If you have a website that needs to be published, the most cost-effective way is to use your home equipment (NAS, computer, etc.) to build the application and use it as the source site, allowing domestic CDN to access it (with a registered domain name), or a cloud host to use it as a reverse proxy for calls. This way, you don't need to buy high-priced cloud hosts and databases, etc. However, this method has a prerequisite that your home broadband has a public IP address (only domestic CDN requires it, if you use cloudflare, you don't need a public IP address).
If your home broadband does not have a public IP address, can your home device still serve as a source station? The answer is yes, and this requires the use of virtual networking technology.
The premise of this method is that you first have a cloud host (this is impossible not to have, you must at least buy a cloud host to register your domain name, the cheapest one will do, about 10 yuan a month), by deploying the client of the virtual networking software on the cloud host and the home device, and adding the cloud host and the home device to the virtual network, you can configure the reverse proxy on the cloud host, and point the upstream server to the application deployed on the home device through the IP address assigned by the virtual network. If you think the bandwidth of the cloud host is not enough, you can also point the source station to the cloud host through CDN (the cloud host acts as a reverse proxy and points to the home device, so the application on the home device eventually becomes the final source station).

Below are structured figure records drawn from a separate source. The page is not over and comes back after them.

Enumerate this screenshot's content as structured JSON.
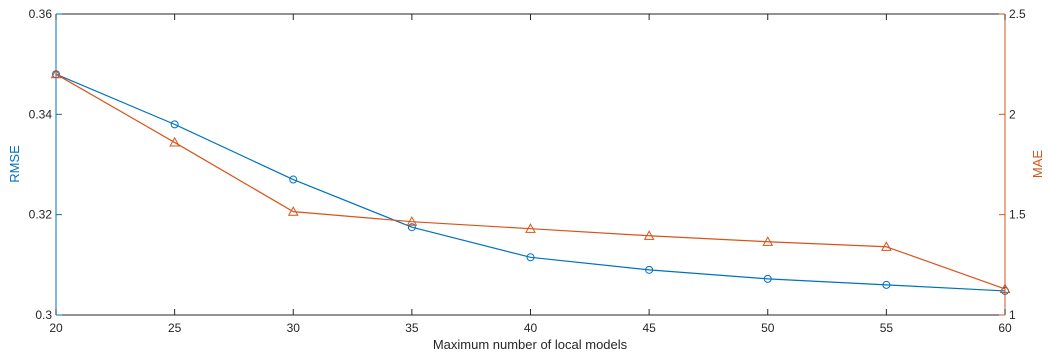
{
  "chart_data": {
    "type": "line",
    "xlabel": "Maximum number of local models",
    "ylabel_left": "RMSE",
    "ylabel_right": "MAE",
    "xlim": [
      20,
      60
    ],
    "ylim_left": [
      0.3,
      0.36
    ],
    "ylim_right": [
      1,
      2.5
    ],
    "x_ticks": [
      "20",
      "25",
      "30",
      "35",
      "40",
      "45",
      "50",
      "55",
      "60"
    ],
    "y_left_ticks": [
      "0.3",
      "0.32",
      "0.34",
      "0.36"
    ],
    "y_right_ticks": [
      "1",
      "1.5",
      "2",
      "2.5"
    ],
    "grid": false,
    "x": [
      20,
      25,
      30,
      35,
      40,
      45,
      50,
      55,
      60
    ],
    "series": [
      {
        "axis": "left",
        "color": "#0072BD",
        "marker": "circle",
        "values": [
          0.348,
          0.338,
          0.327,
          0.3175,
          0.3115,
          0.309,
          0.3072,
          0.306,
          0.3048
        ]
      },
      {
        "axis": "right",
        "color": "#D95319",
        "marker": "triangle",
        "values": [
          2.2,
          1.86,
          1.515,
          1.465,
          1.43,
          1.395,
          1.365,
          1.34,
          1.13
        ]
      }
    ]
  }
}
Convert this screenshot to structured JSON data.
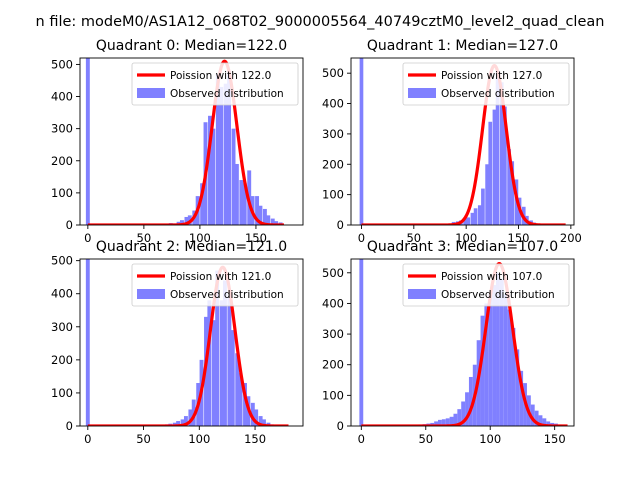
{
  "figure": {
    "suptitle": "n file: modeM0/AS1A12_068T02_9000005564_40749cztM0_level2_quad_clean"
  },
  "colors": {
    "hist": "#8080ff",
    "poisson": "#ff0000",
    "axes": "#000000",
    "background": "#ffffff"
  },
  "chart_data": [
    {
      "type": "bar",
      "title": "Quadrant 0: Median=122.0",
      "xlim": [
        -7,
        192
      ],
      "ylim": [
        0,
        520
      ],
      "xticks": [
        0,
        50,
        100,
        150
      ],
      "yticks": [
        0,
        100,
        200,
        300,
        400,
        500
      ],
      "legend_position": "top-right",
      "series": [
        {
          "name": "Poission with 122.0",
          "kind": "line",
          "lambda": 122.0,
          "x_range": [
            0,
            175
          ],
          "peak": 510
        },
        {
          "name": "Observed distribution",
          "kind": "histogram",
          "bin_width": 3.5,
          "values": [
            [
              0,
              520
            ],
            [
              63,
              2
            ],
            [
              67,
              3
            ],
            [
              70,
              4
            ],
            [
              74,
              6
            ],
            [
              77,
              5
            ],
            [
              81,
              10
            ],
            [
              84,
              15
            ],
            [
              88,
              25
            ],
            [
              91,
              30
            ],
            [
              95,
              45
            ],
            [
              98,
              90
            ],
            [
              102,
              130
            ],
            [
              105,
              320
            ],
            [
              109,
              340
            ],
            [
              112,
              300
            ],
            [
              116,
              470
            ],
            [
              119,
              430
            ],
            [
              123,
              440
            ],
            [
              126,
              480
            ],
            [
              130,
              300
            ],
            [
              133,
              190
            ],
            [
              137,
              140
            ],
            [
              140,
              130
            ],
            [
              144,
              170
            ],
            [
              147,
              90
            ],
            [
              151,
              90
            ],
            [
              154,
              60
            ],
            [
              158,
              50
            ],
            [
              161,
              30
            ],
            [
              165,
              20
            ],
            [
              168,
              12
            ],
            [
              172,
              8
            ]
          ]
        }
      ]
    },
    {
      "type": "bar",
      "title": "Quadrant 1: Median=127.0",
      "xlim": [
        -10,
        203
      ],
      "ylim": [
        0,
        550
      ],
      "xticks": [
        0,
        50,
        100,
        150,
        200
      ],
      "yticks": [
        0,
        100,
        200,
        300,
        400,
        500
      ],
      "legend_position": "top-right",
      "series": [
        {
          "name": "Poission with 127.0",
          "kind": "line",
          "lambda": 127.0,
          "x_range": [
            0,
            195
          ],
          "peak": 525
        },
        {
          "name": "Observed distribution",
          "kind": "histogram",
          "bin_width": 3.5,
          "values": [
            [
              0,
              550
            ],
            [
              85,
              5
            ],
            [
              88,
              10
            ],
            [
              92,
              12
            ],
            [
              95,
              15
            ],
            [
              99,
              20
            ],
            [
              102,
              25
            ],
            [
              106,
              40
            ],
            [
              109,
              55
            ],
            [
              113,
              65
            ],
            [
              116,
              120
            ],
            [
              120,
              200
            ],
            [
              123,
              340
            ],
            [
              127,
              380
            ],
            [
              130,
              510
            ],
            [
              134,
              470
            ],
            [
              137,
              390
            ],
            [
              141,
              250
            ],
            [
              144,
              210
            ],
            [
              148,
              150
            ],
            [
              151,
              90
            ],
            [
              155,
              60
            ],
            [
              158,
              30
            ],
            [
              162,
              15
            ],
            [
              165,
              8
            ],
            [
              169,
              4
            ]
          ]
        }
      ]
    },
    {
      "type": "bar",
      "title": "Quadrant 2: Median=121.0",
      "xlim": [
        -7,
        193
      ],
      "ylim": [
        0,
        505
      ],
      "xticks": [
        0,
        50,
        100,
        150
      ],
      "yticks": [
        0,
        100,
        200,
        300,
        400,
        500
      ],
      "legend_position": "top-right",
      "series": [
        {
          "name": "Poission with 121.0",
          "kind": "line",
          "lambda": 121.0,
          "x_range": [
            0,
            180
          ],
          "peak": 480
        },
        {
          "name": "Observed distribution",
          "kind": "histogram",
          "bin_width": 3.5,
          "values": [
            [
              0,
              505
            ],
            [
              60,
              2
            ],
            [
              64,
              3
            ],
            [
              67,
              4
            ],
            [
              71,
              5
            ],
            [
              74,
              7
            ],
            [
              78,
              10
            ],
            [
              81,
              15
            ],
            [
              85,
              20
            ],
            [
              88,
              30
            ],
            [
              92,
              50
            ],
            [
              95,
              80
            ],
            [
              99,
              130
            ],
            [
              102,
              200
            ],
            [
              106,
              330
            ],
            [
              109,
              380
            ],
            [
              113,
              320
            ],
            [
              116,
              470
            ],
            [
              120,
              380
            ],
            [
              123,
              440
            ],
            [
              127,
              390
            ],
            [
              130,
              290
            ],
            [
              134,
              220
            ],
            [
              137,
              160
            ],
            [
              141,
              130
            ],
            [
              144,
              90
            ],
            [
              148,
              70
            ],
            [
              151,
              50
            ],
            [
              155,
              30
            ],
            [
              158,
              20
            ],
            [
              162,
              10
            ],
            [
              165,
              5
            ],
            [
              169,
              3
            ]
          ]
        }
      ]
    },
    {
      "type": "bar",
      "title": "Quadrant 3: Median=107.0",
      "xlim": [
        -8,
        165
      ],
      "ylim": [
        0,
        545
      ],
      "xticks": [
        0,
        50,
        100,
        150
      ],
      "yticks": [
        0,
        100,
        200,
        300,
        400,
        500
      ],
      "legend_position": "top-right",
      "series": [
        {
          "name": "Poission with 107.0",
          "kind": "line",
          "lambda": 107.0,
          "x_range": [
            0,
            160
          ],
          "peak": 530
        },
        {
          "name": "Observed distribution",
          "kind": "histogram",
          "bin_width": 3.0,
          "values": [
            [
              0,
              545
            ],
            [
              40,
              3
            ],
            [
              43,
              4
            ],
            [
              46,
              5
            ],
            [
              49,
              6
            ],
            [
              52,
              8
            ],
            [
              55,
              10
            ],
            [
              58,
              15
            ],
            [
              61,
              20
            ],
            [
              64,
              22
            ],
            [
              67,
              25
            ],
            [
              70,
              30
            ],
            [
              73,
              40
            ],
            [
              76,
              55
            ],
            [
              79,
              80
            ],
            [
              82,
              110
            ],
            [
              85,
              160
            ],
            [
              88,
              200
            ],
            [
              91,
              280
            ],
            [
              94,
              360
            ],
            [
              97,
              400
            ],
            [
              100,
              430
            ],
            [
              103,
              460
            ],
            [
              106,
              500
            ],
            [
              109,
              480
            ],
            [
              112,
              430
            ],
            [
              115,
              380
            ],
            [
              118,
              320
            ],
            [
              121,
              250
            ],
            [
              124,
              180
            ],
            [
              127,
              140
            ],
            [
              130,
              100
            ],
            [
              133,
              70
            ],
            [
              136,
              50
            ],
            [
              139,
              35
            ],
            [
              142,
              25
            ],
            [
              145,
              15
            ],
            [
              148,
              10
            ],
            [
              151,
              8
            ],
            [
              154,
              5
            ]
          ]
        }
      ]
    }
  ]
}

This method can even access the database at home through the virtual networking IP. However, due to the delay of the Internet, this experience is very bad. Use it with caution unless it is for some applications that access the database infrequently.
Secure proxy
If there is a device at home that can use magic, it can only be used by the devices at home. If you are not at home, you cannot use it. Before using virtual networking, if your home broadband has a public IPv4 address, you can use port mapping if you are brave enough. If you don't have a public address, you are completely helpless. After using virtual networking, even if you are away from home, as long as the device that can install the virtual networking client (laptop, mobile phone, pad) can directly access the devices at home that can use magic through the virtual networking IP.
Another usage is for cloud hosts. Once a virtual networking client is deployed on the cloud host, the proxy can be directly pointed to the magic device at home through the virtual networking IP. You can also use a local proxy in some way (see article:A powerful local proxy tool from the Qiji series: proxychains).
Use smb to access the shared directory of the home nas
One of the reasons I used openvpn in the past was because I wanted to use the "//" method to access the shared directory of my home NAS directly on the win system. Now the virtual networking method can also achieve this function, which allows me to organize the movies downloaded on the NAS every day when I am away from home (why mention the win system? Because I have to use everything. Now I am using a win virtual machine on a macbook, the main reason is that organizing resources depends on everything).
Cross-device file transfer
Realize seamless and efficient cross-device file transfer between different devices (mobile phones, tablets, computers) regardless of location and distance (see article:Recommended solutions for transferring text and files across devices
http).
Summarize
Finally, to put it bluntly, virtual networking is just a technology that provides this function. The key lies in how you use it.